The Meaning of Always in the Absence of Forever
- Kaitlyn Baker
- Mar 10, 2024
- 4 min read
Molly O’Callaghan
Dr. Peckham
ENG 210
March 15, 2021
I have always hated hunting. I can say “always” with some certainty at twenty, but ten years ago such a word was still too big. What can you use this word for as a child, knowing that “always” meant so little against the backdrop of so few years?
I always wanted to be a daddy’s girl.
When I was ten years old, my father gifted me a child-sized compound bow and a set of baby pink arrows to go with it. This was to be my practice weapon to prepare me for the day when he’d take me on my first hunt. I loved shooting it even though I missed the target almost every time. As angry as my unsuccess made me, I would keep shooting a hundred more times and miss a hundred more times only to hear Dad say “Thatta girl!” when I finally hit somewhere near the bull’s eye. It was the “thatta girl” I was aiming for anyway, not the target.
I don’t think Dad wanted to take me hunting because he thought I’d be good at it. He was a man who spoke in moments, spoke through moments, more clearly than with words. When he took his sons hunting, boys who felt like men wielding rifles, he did so to share the experience with them. When he took me hunting, his tiniest child who could hardly hold a weapon upright, he did so to say, “I love you”. To say, “I want to spend time with you, even if you lose every arrow and step on too many crunchy twigs when I tell you to be quiet.”
I always knew that I was loved, even when these words were not said aloud.

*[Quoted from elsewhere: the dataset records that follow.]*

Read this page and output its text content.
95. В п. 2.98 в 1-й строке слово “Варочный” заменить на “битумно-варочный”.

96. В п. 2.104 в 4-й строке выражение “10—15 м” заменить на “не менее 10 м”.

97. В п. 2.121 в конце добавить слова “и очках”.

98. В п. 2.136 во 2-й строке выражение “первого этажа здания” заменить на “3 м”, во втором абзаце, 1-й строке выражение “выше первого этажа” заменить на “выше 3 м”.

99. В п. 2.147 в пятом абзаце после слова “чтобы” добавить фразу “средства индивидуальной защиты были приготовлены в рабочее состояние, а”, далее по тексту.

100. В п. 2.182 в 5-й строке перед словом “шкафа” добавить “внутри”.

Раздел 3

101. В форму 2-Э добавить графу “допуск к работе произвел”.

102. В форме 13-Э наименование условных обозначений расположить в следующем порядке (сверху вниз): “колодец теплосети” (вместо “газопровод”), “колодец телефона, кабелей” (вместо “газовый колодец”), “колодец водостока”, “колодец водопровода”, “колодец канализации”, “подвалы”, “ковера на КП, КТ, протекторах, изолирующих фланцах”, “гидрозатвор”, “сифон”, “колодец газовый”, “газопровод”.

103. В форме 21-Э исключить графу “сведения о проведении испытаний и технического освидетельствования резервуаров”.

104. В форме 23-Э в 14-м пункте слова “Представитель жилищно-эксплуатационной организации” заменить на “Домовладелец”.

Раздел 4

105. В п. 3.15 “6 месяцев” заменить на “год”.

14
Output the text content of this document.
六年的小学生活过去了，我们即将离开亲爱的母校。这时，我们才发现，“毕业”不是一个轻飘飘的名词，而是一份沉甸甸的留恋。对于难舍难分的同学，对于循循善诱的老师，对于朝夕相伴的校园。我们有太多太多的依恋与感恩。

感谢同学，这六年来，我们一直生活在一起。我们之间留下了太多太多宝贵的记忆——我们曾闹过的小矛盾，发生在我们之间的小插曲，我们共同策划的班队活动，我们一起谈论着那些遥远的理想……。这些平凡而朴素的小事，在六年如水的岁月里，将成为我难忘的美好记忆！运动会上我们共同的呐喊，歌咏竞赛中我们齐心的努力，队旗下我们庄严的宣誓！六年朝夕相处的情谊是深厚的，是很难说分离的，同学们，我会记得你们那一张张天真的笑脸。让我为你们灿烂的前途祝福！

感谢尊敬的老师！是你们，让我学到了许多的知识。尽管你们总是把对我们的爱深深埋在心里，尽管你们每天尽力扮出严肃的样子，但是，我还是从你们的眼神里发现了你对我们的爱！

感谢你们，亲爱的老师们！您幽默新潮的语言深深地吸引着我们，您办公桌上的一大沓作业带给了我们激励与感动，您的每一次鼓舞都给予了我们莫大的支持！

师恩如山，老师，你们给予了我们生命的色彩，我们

The day came when my father and I would go on the real hunt, forsaking my tiny bow and pink arrows for a crossbow that was half as big as my own body. It was the first time and the last time I’d ever go hunting, and I can feel this memory as if it were standing before me with a hand outstretched, tugging on my own. As a child, I was exhilarated by the idea of waking up before the rest of my family. Excitement coaxed goosebumps to the top of my skin as I stepped out into the sunless morning, into a different world where it was only me and Dad. When you are the fifth child of your mother and the ninth child of your father, it is almost never “only me and dad”. It is because of this that I am so greedy with the ownership of this memory. It is only mine and not my sisters’, or my brothers’, or even my mother’s. It is a story I can tell my family where all they can be is an audience; I offer it proudly as material for the portrait of him that we are collectively reconstructing all the time. That morning my dad was calm and kind, he had patience that was uncharacteristic of him. He only loved—loved me and loved the vast woods lying at the edge of our home, the woods which were perhaps more of a home to him than any house could ever be.
I thought my father would always be around. Always is too big a word for such a small child.
The tent we sat in crumpled noisily beneath my knees as I crawled inside and sat myself in the corner. Every scrunch of the canvas floor made me cringe in fear of being shushed, but no reprimand came. My dad showed me how to use the crossbow he’d brought along, pointing to the sight and explaining how all of it worked. I pretended to know just what he was talking about.
“Thatta girl,” He said, or something like this. Even if he said it only with a nod, I know he said it.
Then it was quiet, the kind of quiet that most children spend their energy trying to fill, but which I was glad for both then and now. It is in this silence that I can best reimagine my father, sitting there in his most natural, stoic state. I could only see his profile from where I sat, his green eyes fixed on the open field outside the meshy tent window, his shoulders hunched up to the lobes of his ears as he adjusted the sight on his weapon. He’d smile at me every now and then with his distinctly him smile, a top row of teeth half-covered by a sloping lip. My father had many good things, funny things, wise things to say, but I always preferred the quietness that we had in common.
Much of the actual experience is lost on me now. I spent half of the morning sleeping and spent the other half praying all the deer away. I prayed for their absence to protect them, but also so that my father would never have to know that I didn’t want to kill anything. Death would have ruined that day for me, though somehow not as much as if Dad had realized I hated something he loved so much. He was a born outdoorsman, a skilled hunter, and here was one of his own children who would rather capture the image of a deer with pencil and paper than steal their bodies with a bow and arrow.
I always wanted to be my father’s favorite child. I would have pulled the trigger to earn that title.
We walked home with nothing, emerging from the woods as failures, as bird watchers, as nappers. We were everything but hunters. None of that mattered to me then. I posed happily for “first time hunting” photos snapped by my mother, watching my father look on with a certain, bright expression that said he was proud of me for something.
I have always hated hunting, yet I love the way it hushes a moment until all you are left with is the way someone made you feel.